Discrimination in Algorithms  Theme Icon

In the early pages of Weapons of Math Destruction, data scientist and author Cathy O’Neil shares her experience working at a major hedge fund at the onset of the 2007-2008 global financial crisis. At this time, she began to feel troubled when she realized that human bias is written into the algorithms that are used to determine crucial things like job proficiency, recidivism rates for criminals, creditworthiness, and insurability—especially because algorithms are supposed to be fairer and more objective than human beings. These harmful algorithms (which O’Neil calls “weapons of math destruction,” or WMDs) create unfair discrimination against women, racial and ethnic minorities, and low-income people. And O’Neil argues that unless developers, data scientists, and corporations actively work to purge sexism, racism, and classism from their algorithms, then women, racial minorities, and financially insecure people will be further victimized as time goes on.

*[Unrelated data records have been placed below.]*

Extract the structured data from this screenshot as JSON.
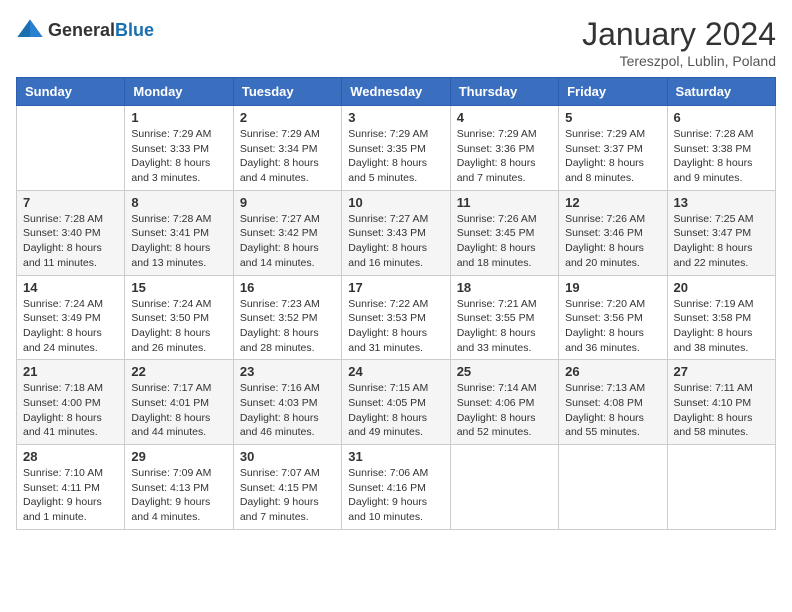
{
  "logo": {
    "text_general": "General",
    "text_blue": "Blue"
  },
  "title": "January 2024",
  "subtitle": "Tereszpol, Lublin, Poland",
  "days_of_week": [
    "Sunday",
    "Monday",
    "Tuesday",
    "Wednesday",
    "Thursday",
    "Friday",
    "Saturday"
  ],
  "weeks": [
    [
      {
        "day": "",
        "info": ""
      },
      {
        "day": "1",
        "info": "Sunrise: 7:29 AM\nSunset: 3:33 PM\nDaylight: 8 hours\nand 3 minutes."
      },
      {
        "day": "2",
        "info": "Sunrise: 7:29 AM\nSunset: 3:34 PM\nDaylight: 8 hours\nand 4 minutes."
      },
      {
        "day": "3",
        "info": "Sunrise: 7:29 AM\nSunset: 3:35 PM\nDaylight: 8 hours\nand 5 minutes."
      },
      {
        "day": "4",
        "info": "Sunrise: 7:29 AM\nSunset: 3:36 PM\nDaylight: 8 hours\nand 7 minutes."
      },
      {
        "day": "5",
        "info": "Sunrise: 7:29 AM\nSunset: 3:37 PM\nDaylight: 8 hours\nand 8 minutes."
      },
      {
        "day": "6",
        "info": "Sunrise: 7:28 AM\nSunset: 3:38 PM\nDaylight: 8 hours\nand 9 minutes."
      }
    ],
    [
      {
        "day": "7",
        "info": "Sunrise: 7:28 AM\nSunset: 3:40 PM\nDaylight: 8 hours\nand 11 minutes."
      },
      {
        "day": "8",
        "info": "Sunrise: 7:28 AM\nSunset: 3:41 PM\nDaylight: 8 hours\nand 13 minutes."
      },
      {
        "day": "9",
        "info": "Sunrise: 7:27 AM\nSunset: 3:42 PM\nDaylight: 8 hours\nand 14 minutes."
      },
      {
        "day": "10",
        "info": "Sunrise: 7:27 AM\nSunset: 3:43 PM\nDaylight: 8 hours\nand 16 minutes."
      },
      {
        "day": "11",
        "info": "Sunrise: 7:26 AM\nSunset: 3:45 PM\nDaylight: 8 hours\nand 18 minutes."
      },
      {
        "day": "12",
        "info": "Sunrise: 7:26 AM\nSunset: 3:46 PM\nDaylight: 8 hours\nand 20 minutes."
      },
      {
        "day": "13",
        "info": "Sunrise: 7:25 AM\nSunset: 3:47 PM\nDaylight: 8 hours\nand 22 minutes."
      }
    ],
    [
      {
        "day": "14",
        "info": "Sunrise: 7:24 AM\nSunset: 3:49 PM\nDaylight: 8 hours\nand 24 minutes."
      },
      {
        "day": "15",
        "info": "Sunrise: 7:24 AM\nSunset: 3:50 PM\nDaylight: 8 hours\nand 26 minutes."
      },
      {
        "day": "16",
        "info": "Sunrise: 7:23 AM\nSunset: 3:52 PM\nDaylight: 8 hours\nand 28 minutes."
      },
      {
        "day": "17",
        "info": "Sunrise: 7:22 AM\nSunset: 3:53 PM\nDaylight: 8 hours\nand 31 minutes."
      },
      {
        "day": "18",
        "info": "Sunrise: 7:21 AM\nSunset: 3:55 PM\nDaylight: 8 hours\nand 33 minutes."
      },
      {
        "day": "19",
        "info": "Sunrise: 7:20 AM\nSunset: 3:56 PM\nDaylight: 8 hours\nand 36 minutes."
      },
      {
        "day": "20",
        "info": "Sunrise: 7:19 AM\nSunset: 3:58 PM\nDaylight: 8 hours\nand 38 minutes."
      }
    ],
    [
      {
        "day": "21",
        "info": "Sunrise: 7:18 AM\nSunset: 4:00 PM\nDaylight: 8 hours\nand 41 minutes."
      },
      {
        "day": "22",
        "info": "Sunrise: 7:17 AM\nSunset: 4:01 PM\nDaylight: 8 hours\nand 44 minutes."
      },
      {
        "day": "23",
        "info": "Sunrise: 7:16 AM\nSunset: 4:03 PM\nDaylight: 8 hours\nand 46 minutes."
      },
      {
        "day": "24",
        "info": "Sunrise: 7:15 AM\nSunset: 4:05 PM\nDaylight: 8 hours\nand 49 minutes."
      },
      {
        "day": "25",
        "info": "Sunrise: 7:14 AM\nSunset: 4:06 PM\nDaylight: 8 hours\nand 52 minutes."
      },
      {
        "day": "26",
        "info": "Sunrise: 7:13 AM\nSunset: 4:08 PM\nDaylight: 8 hours\nand 55 minutes."
      },
      {
        "day": "27",
        "info": "Sunrise: 7:11 AM\nSunset: 4:10 PM\nDaylight: 8 hours\nand 58 minutes."
      }
    ],
    [
      {
        "day": "28",
        "info": "Sunrise: 7:10 AM\nSunset: 4:11 PM\nDaylight: 9 hours\nand 1 minute."
      },
      {
        "day": "29",
        "info": "Sunrise: 7:09 AM\nSunset: 4:13 PM\nDaylight: 9 hours\nand 4 minutes."
      },
      {
        "day": "30",
        "info": "Sunrise: 7:07 AM\nSunset: 4:15 PM\nDaylight: 9 hours\nand 7 minutes."
      },
      {
        "day": "31",
        "info": "Sunrise: 7:06 AM\nSunset: 4:16 PM\nDaylight: 9 hours\nand 10 minutes."
      },
      {
        "day": "",
        "info": ""
      },
      {
        "day": "",
        "info": ""
      },
      {
        "day": "",
        "info": ""
      }
    ]
  ]
}
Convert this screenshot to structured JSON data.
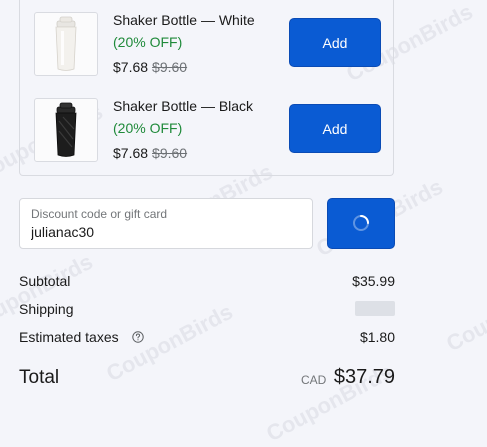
{
  "products": [
    {
      "title": "Shaker Bottle — White",
      "discount": "(20% OFF)",
      "price": "$7.68",
      "compare_price": "$9.60",
      "add_label": "Add",
      "image": "white-shaker-bottle"
    },
    {
      "title": "Shaker Bottle — Black",
      "discount": "(20% OFF)",
      "price": "$7.68",
      "compare_price": "$9.60",
      "add_label": "Add",
      "image": "black-shaker-bottle"
    }
  ],
  "discount": {
    "placeholder": "Discount code or gift card",
    "value": "julianac30",
    "apply_icon": "loading-spinner-icon"
  },
  "summary": {
    "subtotal_label": "Subtotal",
    "subtotal_value": "$35.99",
    "shipping_label": "Shipping",
    "taxes_label": "Estimated taxes",
    "taxes_value": "$1.80",
    "total_label": "Total",
    "total_currency": "CAD",
    "total_value": "$37.79"
  },
  "watermark": "CouponBirds",
  "colors": {
    "accent": "#0a5bd3",
    "discount_green": "#1f8a3a",
    "background": "#f4f5fa"
  }
}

WMDs create greater inequality when it comes to race and ethnicity. Algorithms haven’t eliminated racial bias—they’ve just “camouflaged it with technology.” Mathematical models like the LSI-R—a recidivism model that uses a lengthy questionnaire to determine whether an offender released from prison is likely to commit another crime—seem to be fair at first glance. But the questions it asks to gather data relate to whether an offender has friends or family members who’ve been arrested or incarcerated before, what kind of neighborhood the offender is planning on returning to, and what the offender’s history with police is. These questions, in O’Neil’s opinion, are leading and unfair. Due to redlining (a form of housing segregation) and other racist historical precedents, Black and Latinx people are often statistically more likely to live in low-income, high-crime neighborhoods. And because young Black and Latino men are disproportionately targeted by programs like stop and frisk, they’re likelier to have a record of prior police involvement—even if they were innocent. So, these ostensibly fair models are actually encoded with racism. Models like the LSI-R penalize non-white people by failing to address the racial biases that underpin U.S. society, which only deepens the country’s racial divide. Computer algorithms have the potential to help remedy the U.S.’s history of racism—but instead, many algorithms further perpetuate racial bias.

WMDs also deepen divides along the line of sex, preventing women from having fair shots at the same opportunities given to men. In the 1970s, the admissions office at St. George’s Hospital Medical School in London used an algorithm to sort through the many applications they received for a limited number of positions. The algorithm promised to make the applications process fairer and more efficient. But in practice, it systematically rejected resumes from people whose names seemed to indicate that they were immigrants or racial minorities, as well as from women (who might become mothers, impacting their value as laborers). While this anecdote happened several decades ago, it is an example of how human biases often infiltrate even seemingly “objective” programs when the data used to train the programs is itself encoded with bias. When algorithms are trained to discriminate against a certain kind of individual, this can have devastating implications. Women and racial minorities have long had to fight to assert their value as workers, and algorithms like the one employed by St. George’s threatened to make things even harder for female and non-white employees. By training machines to ignore information related to race, gender, or other categories, developers could ensure that their algorithms aren’t discriminatory—but all too often, models reflect their makers’ implicit biases.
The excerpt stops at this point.